Stan Stapp, writer for the North Central Outlook, described that afternoon: “…as we approached Duvall, population 455, and witnessed probably the town’s first major traffic jam, completely blocking the long concrete bridge (the one which has replaced the old plank bridge that for many years sounded like it was falling down behind you as you drove along), I felt part of a friendly caravan of hippies out on a Sunday lark… The overall scene was of several thousand colorfully dressed people, in every conceivable outfit from mini-skirts to Amish hats for the girls, and with men sporting a wide variety of beards, long hair and curly hair.”
According to the article, the old upright piano to be dropped had been purchased at St. Vincent de Paul’s for $25.
Dorpat recalls that the sides of a ravine, with a woodpile at the bottom of it that served as the piano’s target, was crowded with 3,000 people.
The helicopter rose above the crowd and dropped the piano in a rather anticlimactic manner. Spectators heard only a mild whump, or, as Stapp described it, “a plomp, with nary a musical note of complaint.”
But the crowd was far from disappointed. People took pieces of the debris as souvenirs. Dorpat said the piano’s harp survives to this day in a garage north of town. The Piano Drop was such a success, in fact, that organizers realized they could put together a much larger musical event. “By God, if 3,000 plus people will drive out on a two-lane country road to come to a piano drop in a place they don’t know, given 40 acres and latrines...” mused Dorpat. They knew they could pull it off.
Just a few months later, over Labor Day weekend, the Sky River Rock Festival and Lighter than Air Fare took place near Sultan. “It’s kind of a miracle that we could get so much done that quickly,” said Dorpat.
The rock festival was a roaring success, with 13,000 paid ticketholders and thousands more who snuck in.
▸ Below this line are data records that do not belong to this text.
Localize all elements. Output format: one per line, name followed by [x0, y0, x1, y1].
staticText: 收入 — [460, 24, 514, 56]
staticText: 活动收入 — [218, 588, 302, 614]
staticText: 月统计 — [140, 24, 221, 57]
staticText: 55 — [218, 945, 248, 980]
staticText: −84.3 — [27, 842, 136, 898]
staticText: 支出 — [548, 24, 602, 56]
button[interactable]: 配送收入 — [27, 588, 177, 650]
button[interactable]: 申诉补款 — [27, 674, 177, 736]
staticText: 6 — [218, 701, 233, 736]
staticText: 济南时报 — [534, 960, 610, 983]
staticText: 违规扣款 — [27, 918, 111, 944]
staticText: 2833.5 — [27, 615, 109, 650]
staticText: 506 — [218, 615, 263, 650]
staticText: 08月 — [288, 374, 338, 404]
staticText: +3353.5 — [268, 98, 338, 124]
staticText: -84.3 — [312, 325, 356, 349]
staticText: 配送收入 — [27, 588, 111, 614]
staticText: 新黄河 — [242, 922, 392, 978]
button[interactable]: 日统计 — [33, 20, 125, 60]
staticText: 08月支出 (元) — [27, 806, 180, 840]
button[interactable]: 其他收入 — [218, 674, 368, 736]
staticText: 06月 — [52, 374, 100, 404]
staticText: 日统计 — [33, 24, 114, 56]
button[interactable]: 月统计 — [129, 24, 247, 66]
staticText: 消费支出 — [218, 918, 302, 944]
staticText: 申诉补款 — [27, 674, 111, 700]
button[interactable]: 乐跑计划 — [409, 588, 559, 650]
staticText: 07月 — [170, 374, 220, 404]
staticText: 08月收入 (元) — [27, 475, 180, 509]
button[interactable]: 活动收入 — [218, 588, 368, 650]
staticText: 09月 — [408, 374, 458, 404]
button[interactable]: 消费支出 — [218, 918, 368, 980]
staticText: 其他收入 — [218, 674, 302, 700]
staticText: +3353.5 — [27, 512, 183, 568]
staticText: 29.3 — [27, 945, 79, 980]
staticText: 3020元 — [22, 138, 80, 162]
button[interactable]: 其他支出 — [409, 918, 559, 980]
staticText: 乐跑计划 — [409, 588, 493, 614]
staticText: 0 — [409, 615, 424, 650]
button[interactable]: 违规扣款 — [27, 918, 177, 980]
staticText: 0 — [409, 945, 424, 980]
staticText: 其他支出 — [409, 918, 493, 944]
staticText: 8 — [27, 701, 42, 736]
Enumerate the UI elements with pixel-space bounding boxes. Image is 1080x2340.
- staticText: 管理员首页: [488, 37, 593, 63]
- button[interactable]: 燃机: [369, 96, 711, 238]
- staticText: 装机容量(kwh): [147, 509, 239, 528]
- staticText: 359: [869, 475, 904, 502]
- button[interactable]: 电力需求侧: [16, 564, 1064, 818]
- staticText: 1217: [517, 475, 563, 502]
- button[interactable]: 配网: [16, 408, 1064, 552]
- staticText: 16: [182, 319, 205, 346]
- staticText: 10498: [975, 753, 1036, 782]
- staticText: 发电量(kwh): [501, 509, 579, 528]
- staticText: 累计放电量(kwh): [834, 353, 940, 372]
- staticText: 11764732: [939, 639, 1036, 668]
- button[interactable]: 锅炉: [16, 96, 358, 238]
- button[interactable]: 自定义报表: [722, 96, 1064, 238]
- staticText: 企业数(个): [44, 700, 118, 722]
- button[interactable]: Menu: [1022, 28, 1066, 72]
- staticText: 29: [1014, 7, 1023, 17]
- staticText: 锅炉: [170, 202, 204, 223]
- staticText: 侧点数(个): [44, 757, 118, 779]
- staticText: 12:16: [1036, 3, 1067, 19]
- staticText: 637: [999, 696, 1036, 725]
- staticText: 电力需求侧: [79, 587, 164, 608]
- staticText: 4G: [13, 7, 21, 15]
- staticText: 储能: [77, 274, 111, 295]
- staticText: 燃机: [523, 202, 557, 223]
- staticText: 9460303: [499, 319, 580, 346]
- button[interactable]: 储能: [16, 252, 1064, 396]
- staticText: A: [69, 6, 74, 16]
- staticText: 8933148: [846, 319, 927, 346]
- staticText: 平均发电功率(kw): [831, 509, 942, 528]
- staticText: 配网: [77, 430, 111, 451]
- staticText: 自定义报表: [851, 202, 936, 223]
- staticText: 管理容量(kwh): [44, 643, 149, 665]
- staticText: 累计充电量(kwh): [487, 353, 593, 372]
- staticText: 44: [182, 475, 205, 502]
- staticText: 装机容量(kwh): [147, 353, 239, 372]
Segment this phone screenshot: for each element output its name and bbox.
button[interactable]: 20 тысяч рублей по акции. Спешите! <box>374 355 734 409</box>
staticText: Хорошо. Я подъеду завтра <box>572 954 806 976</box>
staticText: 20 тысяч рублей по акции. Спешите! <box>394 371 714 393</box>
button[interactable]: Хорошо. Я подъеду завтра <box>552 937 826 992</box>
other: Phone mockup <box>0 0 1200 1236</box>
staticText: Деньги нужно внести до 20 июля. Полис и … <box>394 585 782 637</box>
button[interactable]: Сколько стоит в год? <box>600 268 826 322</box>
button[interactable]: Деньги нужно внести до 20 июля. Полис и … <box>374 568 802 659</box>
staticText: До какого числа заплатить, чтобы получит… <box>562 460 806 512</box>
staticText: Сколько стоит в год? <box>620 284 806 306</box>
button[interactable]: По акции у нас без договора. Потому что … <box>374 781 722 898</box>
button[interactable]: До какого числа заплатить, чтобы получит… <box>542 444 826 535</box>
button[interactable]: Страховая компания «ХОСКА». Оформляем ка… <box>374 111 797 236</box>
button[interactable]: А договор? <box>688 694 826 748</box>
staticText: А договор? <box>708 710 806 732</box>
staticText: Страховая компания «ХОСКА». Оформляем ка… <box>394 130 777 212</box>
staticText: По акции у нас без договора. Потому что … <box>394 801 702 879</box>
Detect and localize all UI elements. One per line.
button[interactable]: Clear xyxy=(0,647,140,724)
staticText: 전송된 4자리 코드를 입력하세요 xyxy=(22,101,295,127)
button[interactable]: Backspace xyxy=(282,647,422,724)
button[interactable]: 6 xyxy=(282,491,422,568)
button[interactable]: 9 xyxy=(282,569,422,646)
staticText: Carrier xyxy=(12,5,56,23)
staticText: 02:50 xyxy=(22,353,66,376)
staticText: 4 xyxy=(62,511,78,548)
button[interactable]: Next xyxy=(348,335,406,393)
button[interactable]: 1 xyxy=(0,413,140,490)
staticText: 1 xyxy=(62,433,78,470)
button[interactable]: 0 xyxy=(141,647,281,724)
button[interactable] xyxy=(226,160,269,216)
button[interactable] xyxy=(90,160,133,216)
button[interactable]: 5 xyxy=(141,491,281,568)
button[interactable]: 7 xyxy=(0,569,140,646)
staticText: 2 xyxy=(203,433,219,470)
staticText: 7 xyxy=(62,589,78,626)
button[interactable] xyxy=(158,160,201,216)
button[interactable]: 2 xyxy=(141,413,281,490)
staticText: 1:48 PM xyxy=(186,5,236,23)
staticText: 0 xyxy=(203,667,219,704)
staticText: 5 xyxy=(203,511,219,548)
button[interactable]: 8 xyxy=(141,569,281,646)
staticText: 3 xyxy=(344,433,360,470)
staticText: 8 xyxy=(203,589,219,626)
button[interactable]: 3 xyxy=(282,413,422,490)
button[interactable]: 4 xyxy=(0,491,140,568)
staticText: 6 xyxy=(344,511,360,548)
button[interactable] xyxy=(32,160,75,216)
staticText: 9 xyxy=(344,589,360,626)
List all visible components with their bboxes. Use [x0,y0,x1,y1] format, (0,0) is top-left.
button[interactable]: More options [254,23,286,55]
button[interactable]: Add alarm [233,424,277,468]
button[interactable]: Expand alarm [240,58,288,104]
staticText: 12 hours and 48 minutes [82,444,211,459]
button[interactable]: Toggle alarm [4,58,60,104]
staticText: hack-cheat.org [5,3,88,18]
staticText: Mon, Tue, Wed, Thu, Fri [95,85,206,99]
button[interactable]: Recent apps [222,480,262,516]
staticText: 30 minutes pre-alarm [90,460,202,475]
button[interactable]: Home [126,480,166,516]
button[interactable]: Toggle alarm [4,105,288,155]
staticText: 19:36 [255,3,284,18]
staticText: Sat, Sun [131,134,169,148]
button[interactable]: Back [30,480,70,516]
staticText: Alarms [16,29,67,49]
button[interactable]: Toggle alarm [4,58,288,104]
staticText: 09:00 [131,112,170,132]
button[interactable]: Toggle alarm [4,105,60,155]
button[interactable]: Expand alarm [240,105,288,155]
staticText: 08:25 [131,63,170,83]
The festival featured 30 to 40 local and nationally-known bands, including Country Joe and the Fish, Santana, The Grateful Dead, The Youngbloods and many more. Some bands from Sky River (including Country Joe and the Fish – the headliner at the Great Piano Drop) went on to play at Woodstock a year later.
In a roundabout way, the Great Piano Drop, which led to Sky River, can probably take a little credit for Woodstock. “Sky River was a nationally important event…We do know that Woodstock organizers were aware of the Sky River Music Festival,” said Dorpat.
He goes on to describe that time and that place as “alive, brilliant, charming, strange…it was imagination trying to express itself.”